HRW: SKB Menteri terkait Gafatar diskriminatif

Febriana Firdaus

This is AI generated summarization, which may have errors. For context, always refer to the full article.

HRW: SKB Menteri terkait Gafatar diskriminatif

ANTARA FOTO

SKB Menteri juga dikhawatirkan membuka pintu lebar diskriminasi terhadap warga Gafatar.

JAKARTA, Indonesia— (UPDATED) Human Rights Watch Indonesia menyayangkan surat keputusan bersama (SKB) yang dikeluarkan oleh tiga menteri terkait Gerakan Fajar Nusantara (Gafatar). Menurut peneliti HRW Andreas Harsono, pernyataan sesat bersifat diskriminatif, dan tidak adil pada minoritas. 

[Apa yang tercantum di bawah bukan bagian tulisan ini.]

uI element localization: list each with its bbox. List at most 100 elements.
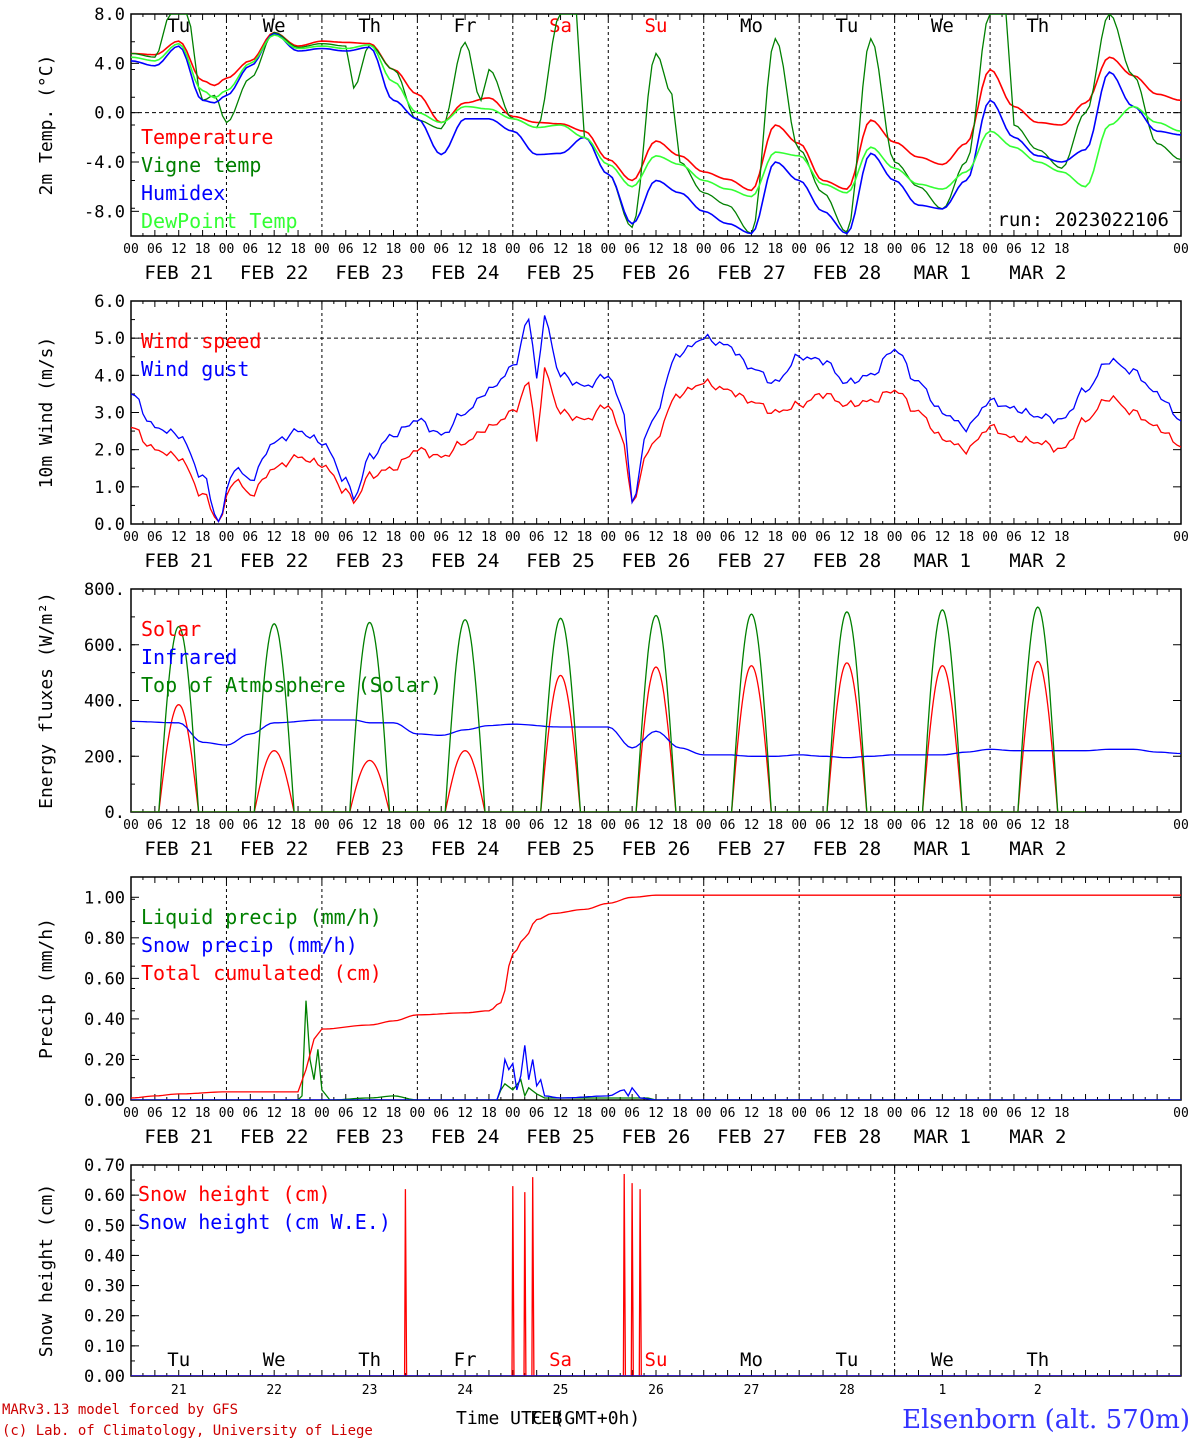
y-tick-label: 0.30: [84, 1277, 125, 1297]
date-label: FEB 27: [717, 1126, 786, 1148]
hour-tick-label: 00: [1173, 242, 1189, 257]
date-label: FEB 27: [717, 262, 786, 284]
hour-tick-label: 18: [767, 1106, 783, 1121]
hour-tick-label: 06: [338, 1106, 354, 1121]
hour-tick-label: 00: [505, 818, 521, 833]
plot-frame: [130, 13, 1182, 237]
hour-tick-label: 18: [195, 1106, 211, 1121]
day-name-label: Th: [1026, 1349, 1049, 1371]
hour-tick-label: 18: [1054, 1106, 1070, 1121]
hour-tick-label: 12: [648, 1106, 664, 1121]
hour-tick-label: 00: [123, 1106, 139, 1121]
hour-tick-label: 06: [147, 818, 163, 833]
hour-tick-label: 00: [1173, 1106, 1189, 1121]
date-label: FEB 26: [622, 262, 691, 284]
date-label: FEB 21: [144, 1126, 213, 1148]
panel-2: 6.0 5.0 4.0 3.0 2.0 1.0 0.0 10m Wind (m/s) 00 06 1…: [36, 292, 1189, 572]
hour-tick-label: 18: [481, 530, 497, 545]
hour-tick-label: 00: [410, 818, 426, 833]
legend-entry: Vigne temp: [141, 153, 261, 177]
date-label: FEB 23: [335, 1126, 404, 1148]
model-credit: MARv3.13 model forced by GFS: [2, 1402, 238, 1418]
y-tick-label: 0.0: [94, 515, 125, 535]
hour-tick-label: 18: [672, 1106, 688, 1121]
date-label: FEB 22: [240, 550, 309, 572]
day-number-label: 26: [648, 1383, 664, 1398]
date-label: FEB 23: [335, 838, 404, 860]
hour-tick-label: 06: [911, 530, 927, 545]
hour-tick-label: 06: [720, 242, 736, 257]
hour-tick-label: 06: [1006, 242, 1022, 257]
hour-tick-label: 06: [911, 818, 927, 833]
hour-tick-label: 18: [481, 1106, 497, 1121]
hour-tick-label: 06: [147, 1106, 163, 1121]
hour-tick-label: 06: [624, 530, 640, 545]
hour-tick-label: 12: [266, 530, 282, 545]
hour-tick-label: 18: [195, 530, 211, 545]
hour-tick-label: 00: [791, 818, 807, 833]
hour-tick-label: 00: [314, 242, 330, 257]
date-label: MAR 1: [914, 262, 971, 284]
hour-tick-label: 06: [433, 1106, 449, 1121]
hour-tick-label: 06: [529, 242, 545, 257]
hour-tick-label: 06: [720, 1106, 736, 1121]
y-tick-label: 2.0: [94, 441, 125, 461]
hour-tick-label: 18: [863, 530, 879, 545]
hour-tick-label: 00: [791, 242, 807, 257]
legend-entry: DewPoint Temp: [141, 209, 298, 233]
hour-tick-label: 00: [600, 530, 616, 545]
date-label: MAR 2: [1009, 1126, 1066, 1148]
hour-tick-label: 12: [553, 530, 569, 545]
date-label: MAR 1: [914, 1126, 971, 1148]
series-line: [131, 660, 1086, 812]
hour-tick-label: 12: [171, 818, 187, 833]
series-line: [131, 32, 1181, 235]
hour-tick-label: 18: [863, 1106, 879, 1121]
hour-tick-label: 12: [362, 530, 378, 545]
hour-tick-label: 12: [1030, 818, 1046, 833]
legend-entry: Solar: [141, 617, 201, 641]
hour-tick-label: 00: [887, 1106, 903, 1121]
hour-tick-label: 06: [911, 1106, 927, 1121]
hour-tick-label: 18: [577, 818, 593, 833]
hour-tick-label: 00: [410, 530, 426, 545]
y-tick-label: 4.0: [94, 54, 125, 74]
hour-tick-label: 18: [290, 530, 306, 545]
hour-tick-label: 00: [123, 818, 139, 833]
y-axis-label: Energy fluxes (W/m²): [36, 592, 57, 809]
day-name-label: Th: [1026, 15, 1049, 37]
y-tick-label: 0.20: [84, 1050, 125, 1070]
legend-entry: Temperature: [141, 125, 273, 149]
hour-tick-label: 06: [338, 242, 354, 257]
hour-tick-label: 12: [362, 818, 378, 833]
hour-tick-label: 12: [553, 1106, 569, 1121]
hour-tick-label: 18: [290, 1106, 306, 1121]
date-label: FEB 26: [622, 1126, 691, 1148]
hour-tick-label: 06: [529, 530, 545, 545]
hour-tick-label: 12: [935, 530, 951, 545]
date-label: MAR 1: [914, 550, 971, 572]
hour-tick-label: 12: [171, 530, 187, 545]
hour-tick-label: 12: [839, 242, 855, 257]
copyright-credit: (c) Lab. of Climatology, University of L…: [2, 1423, 373, 1439]
y-tick-label: -8.0: [84, 202, 125, 222]
hour-tick-label: 06: [529, 818, 545, 833]
hour-tick-label: 00: [219, 1106, 235, 1121]
date-label: FEB 26: [622, 838, 691, 860]
hour-tick-label: 12: [839, 818, 855, 833]
y-tick-label: 0.: [105, 803, 125, 823]
day-number-label: 27: [744, 1383, 760, 1398]
hour-tick-label: 18: [672, 530, 688, 545]
day-number-label: 22: [266, 1383, 282, 1398]
panel-4: 1.00 0.80 0.60 0.40 0.20 0.00 Precip (mm/h) 00 0…: [36, 876, 1189, 1148]
hour-tick-label: 18: [481, 242, 497, 257]
hour-tick-label: 00: [505, 530, 521, 545]
hour-tick-label: 06: [147, 530, 163, 545]
date-label: FEB 21: [144, 550, 213, 572]
hour-tick-label: 00: [314, 818, 330, 833]
y-tick-label: 5.0: [94, 329, 125, 349]
y-tick-label: 0.60: [84, 1186, 125, 1206]
series-line: [131, 367, 1181, 523]
hour-tick-label: 12: [935, 1106, 951, 1121]
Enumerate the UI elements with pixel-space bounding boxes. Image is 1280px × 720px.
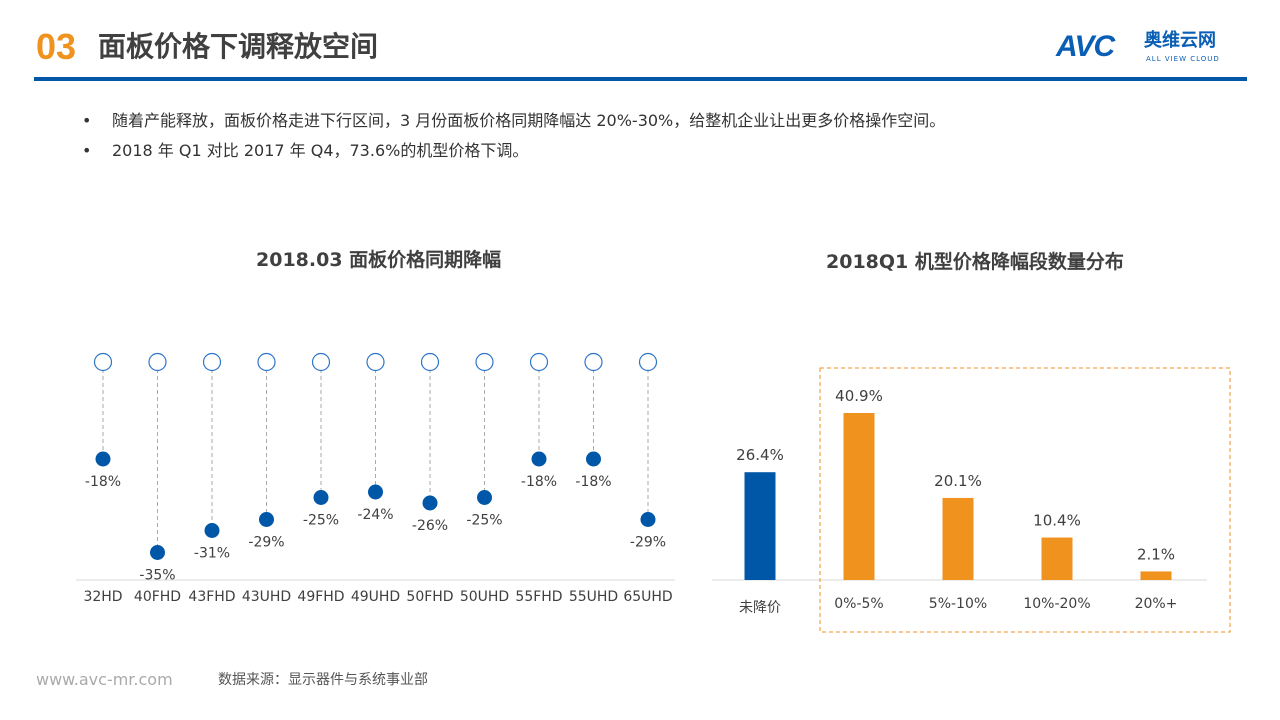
- x-tick-label: 未降价: [739, 600, 781, 616]
- reference-point: [93, 352, 113, 372]
- x-tick-label: 10%-20%: [1023, 596, 1090, 612]
- data-label: 10.4%: [1033, 512, 1081, 530]
- bullet-item: • 随着产能释放，面板价格走进下行区间，3 月份面板价格同期降幅达 20%-30%…: [82, 111, 946, 130]
- data-point: [259, 512, 274, 527]
- x-tick-label: 49FHD: [297, 589, 344, 605]
- x-tick-label: 49UHD: [351, 589, 400, 605]
- section-number: 03: [36, 26, 77, 67]
- x-tick-label: 40FHD: [134, 589, 181, 605]
- data-point: [313, 490, 329, 505]
- chart2-title: 2018Q1 机型价格降幅段数量分布: [826, 251, 1124, 273]
- data-label: -25%: [303, 513, 339, 529]
- data-point: [640, 512, 656, 527]
- x-tick-label: 43FHD: [188, 589, 235, 605]
- data-label: -18%: [575, 474, 611, 490]
- data-label: -35%: [139, 568, 175, 584]
- data-point: [531, 451, 547, 467]
- data-label: 40.9%: [835, 387, 883, 405]
- reference-point: [148, 352, 167, 372]
- title-divider: [34, 77, 1247, 81]
- x-tick-label: 55UHD: [569, 589, 618, 605]
- bar: [1140, 571, 1172, 580]
- reference-point: [475, 352, 494, 372]
- bar: [744, 472, 776, 580]
- page-title: 面板价格下调释放空间: [98, 30, 379, 63]
- data-label: -26%: [412, 518, 448, 534]
- highlight-box: [819, 367, 1231, 633]
- footer-url: www.avc-mr.com: [36, 670, 173, 689]
- x-tick-label: 55FHD: [515, 589, 562, 605]
- chart1-title: 2018.03 面板价格同期降幅: [256, 249, 502, 271]
- logo-name-cn: 奥维云网: [1144, 30, 1216, 51]
- bullet-item: • 2018 年 Q1 对比 2017 年 Q4，73.6%的机型价格下调。: [82, 141, 529, 160]
- data-label: -18%: [521, 474, 557, 490]
- logo-name-en: ALL VIEW CLOUD: [1146, 55, 1220, 63]
- reference-point: [529, 352, 549, 372]
- reference-point: [257, 352, 276, 372]
- reference-point: [638, 352, 658, 372]
- data-point: [477, 490, 492, 505]
- reference-point: [366, 352, 385, 372]
- bar: [942, 497, 974, 580]
- data-label: 26.4%: [736, 446, 784, 464]
- data-point: [95, 451, 111, 467]
- bullet-text: 随着产能释放，面板价格走进下行区间，3 月份面板价格同期降幅达 20%-30%，…: [112, 111, 946, 130]
- x-tick-label: 50UHD: [460, 589, 509, 605]
- bar: [1041, 537, 1073, 580]
- bar: [843, 413, 875, 580]
- data-point: [422, 495, 438, 511]
- data-point: [586, 451, 601, 467]
- data-label: 2.1%: [1137, 545, 1175, 563]
- data-point: [368, 484, 383, 500]
- data-label: -31%: [194, 546, 230, 562]
- x-tick-label: 43UHD: [242, 589, 291, 605]
- data-label: -18%: [85, 474, 121, 490]
- avc-logo: AVC 奥维云网 ALL VIEW CLOUD: [1056, 30, 1256, 70]
- data-point: [204, 523, 220, 538]
- reference-point: [584, 352, 603, 372]
- reference-point: [202, 352, 222, 372]
- data-label: -29%: [630, 535, 666, 551]
- x-tick-label: 32HD: [83, 589, 122, 605]
- data-point: [150, 545, 165, 560]
- x-tick-label: 20%+: [1135, 596, 1178, 612]
- data-label: -25%: [466, 513, 502, 529]
- x-tick-label: 0%-5%: [834, 596, 883, 612]
- data-label: 20.1%: [934, 472, 982, 490]
- reference-point: [311, 352, 331, 372]
- reference-point: [420, 352, 440, 372]
- data-label: -24%: [357, 507, 393, 523]
- x-tick-label: 50FHD: [406, 589, 453, 605]
- logo-mark: AVC: [1056, 30, 1115, 63]
- bullet-text: 2018 年 Q1 对比 2017 年 Q4，73.6%的机型价格下调。: [112, 141, 529, 160]
- footer-source: 数据来源：显示器件与系统事业部: [218, 672, 428, 688]
- x-tick-label: 65UHD: [623, 589, 672, 605]
- x-tick-label: 5%-10%: [929, 596, 987, 612]
- data-label: -29%: [248, 535, 284, 551]
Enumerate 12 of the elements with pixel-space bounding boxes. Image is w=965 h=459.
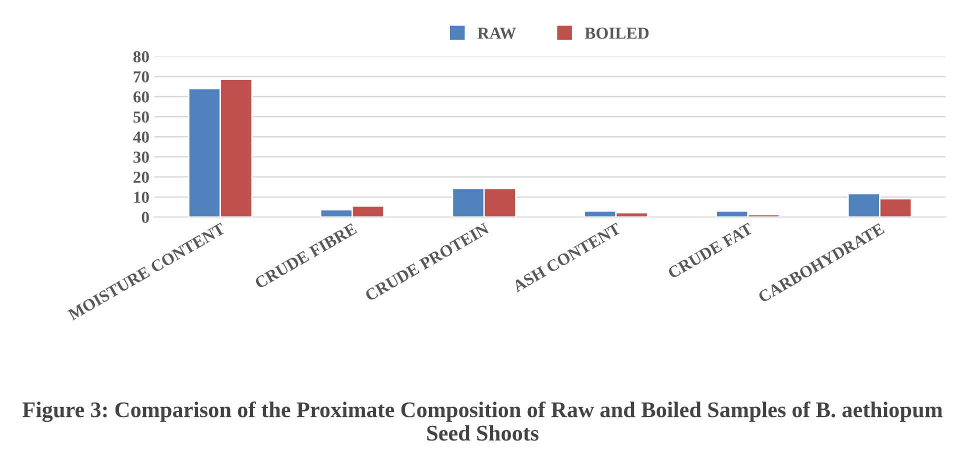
y-tick-label: 50 [134,111,149,123]
y-tick-label: 20 [134,172,149,183]
y-tick-label: 80 [133,51,149,62]
y-tick-label: 30 [134,152,149,163]
y-tick-label: 0 [142,212,149,224]
legend-label: BOILED [584,28,649,39]
y-tick-label: 40 [133,131,149,143]
y-tick-label: 70 [134,71,149,82]
y-tick-label: 10 [134,192,149,203]
y-tick-label: 60 [133,91,149,103]
legend-label: RAW [478,28,516,39]
text: Figure 3: Comparison of the Proximate Composition of Raw and Boiled Samples of B. aethiopum Seed Shoots [22,401,943,441]
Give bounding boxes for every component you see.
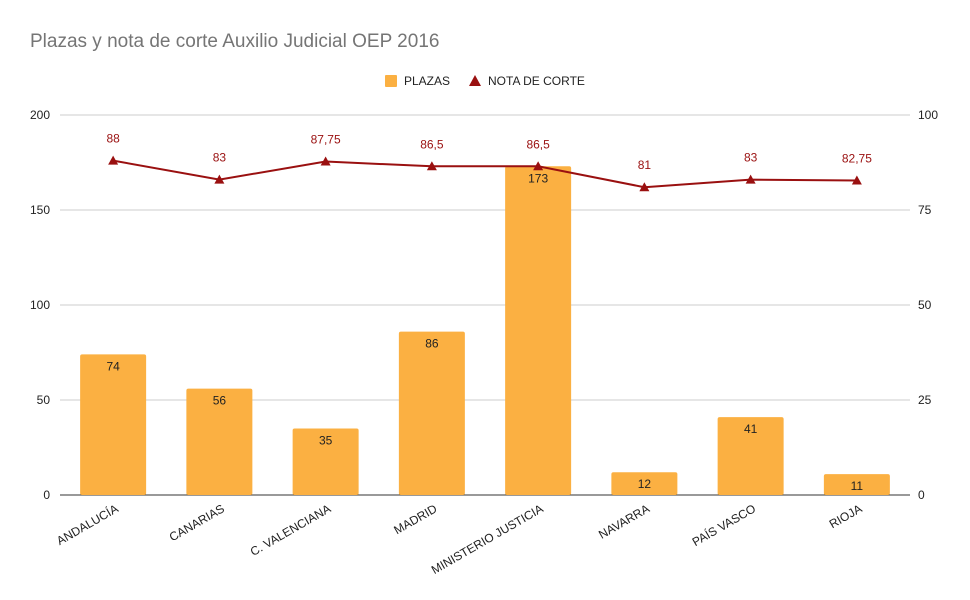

“SKB anti-Gafatar ini harus dicabut, sama dengan SKB anti-Ahmadiyah, karena mereka bertentangan dengan UUD 1945, yang menjamin kebebasan beragama, maupun berbagai kewajiban Indonesia dalam traktat internasional, International Covenant on Civil and Political Rights,” ujar Andreas pada Rappler, Minggu, 27 Maret. 

Pada 2015, Indonesia meratifikasi Konvensi Internasional terkait Hak Sipil dan Politik (ICCPT), yang ada di pasal 18 poin 2 menyebutkan bahwa, “Tidak ada satupun warga negara yang dikenakan paksaan yang akan mengganggu kebebasannya untuk mengadopsi agama atau kepercayaan atas pilihannya sendiri.” 

Sedangkan di pasal 27 disebutkan bahwa, “Orang yang tergolong minoritas tidak seharusnya ditolak hak-haknya, di masyarakat atau kelompok mereka sendiri, untuk menganut dan menjalankan keyakinan agama mereka masing-masing.” 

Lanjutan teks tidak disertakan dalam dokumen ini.